The poem is organised at the start into groups of four monorhyming lines, but towards the end the groups become more irregular, suggesting that the poet is not really thinking of these groups as formal stanzas.  As is quite common in early Middle English verse, rhyme is combined with alliteration.  The alliteration initially solidifies what is similar about love within each line, but, towards the end, the poet uses alliteration and other types of sound echo to link together antitheses, perhaps emphasising their paradoxicality.

Love is soft, love is swet, love is good sware;
Love is muche tene, love is muchel care.
Love is blissene mest, love is bot yare;
Love is wandred and wo, with for to fare.
Love is hap who it haveth, love is god hele;
Love is lecher and les, and lef for to tele;
Love is doughty in the world, with for to dele;
Love maketh in the land many unhele.
Love is stalworthe and strong to striden on stede;
Love is loveliche a thing to wommmane nede;
Love is hardi and hot as glowinde glede;
Love maketh mani may with teres to wede.
Love hath his styward by sti and by strete;
Love maketh mani may hire wonges to wete;
Love is hap, who it haveth, on for to hete;
Love is wis, love is war, and wilful ansete.
Love is the softeste thing in herte may slepe;
Love is craft, love is good with cares to kepe;
Love is les, love is lef, love is longinge;
Love is fol, love is fast, love is frovringe;
Love is sellich an thing, whoso soth shal singe.
Love is wel, love is wo, love is gladhede,
Love is lif, love is deth, love mai us fede.
Were love also longdrei as he is first kene,
Hit were the wordlokste thing in world were, Ich wene.
Hit is y-said in an song, soth is y-sene,
Love comseth with care and endeth with tene,
Mid lady, mid wive, mid maide, mid quene.

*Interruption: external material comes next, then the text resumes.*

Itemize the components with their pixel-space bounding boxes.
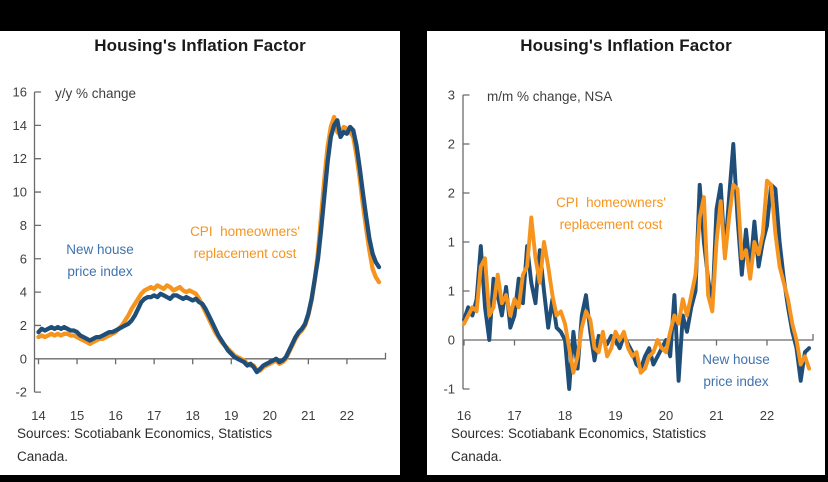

[Love is soft, love is sweet, love is a gentle answer; love is great torment, love is great sorrow; love is the greatest of joys, love is a quick remedy; love is misery and woe to live with.  Love is good luck for whoever has it, love is good fortune; love is adultery and lies, and eager to betray; love is excellent to have dealings with in the world; love makes in the land many unfaithful people.  Love is powerful and strong to mount a horse; love is an excellent thing necessary for women; love is as fierce and hot as a glowing coal; love makes many a maid lose her senses with crying.  Love has his servant everywhere; love makes many a maid wet her cheeks [with tears]; love is good luck, for he who has it, one for to inflame; love is wise, love is wary, and a cunning enemy.  Love is the gentlest thing which may sleep in one’s heart; love is a virtue, love is good for keeping sorrows in check; love is false, love is precious, love is yearning; love is foolish, love is constant, love is solace; love is a marvellous thing, whoever will tell the truth about it.  Love is joy, love is sorrow, love is happiness, love is life, love is death, love is able to nourish us.  If love were as long-lasting as it is eager at first, it would be the most valuable thing in the world, I suppose.  It is said in a song — its truth is self-evident — love arrives with sorrow and departs with suffering, [whether you are in love] with a lady, with a wife, with a maiden [or] with a queen.]

Text from Medieval English Lyrics, 1200-1400, ed. Thomas G Duncan (Penguin, 1995), spelling and punctuation modernised; Modern English translation my own.

* Salomon Hegnauer, ‘The Rhetorical Figure of Systrophe’, in Rhetoric Revalued: Papers from the International Society for the History of Rhetoric (Binghamton, NY: Center for Medieval & Early Renaissance Studies, 1982), pp. 179–86.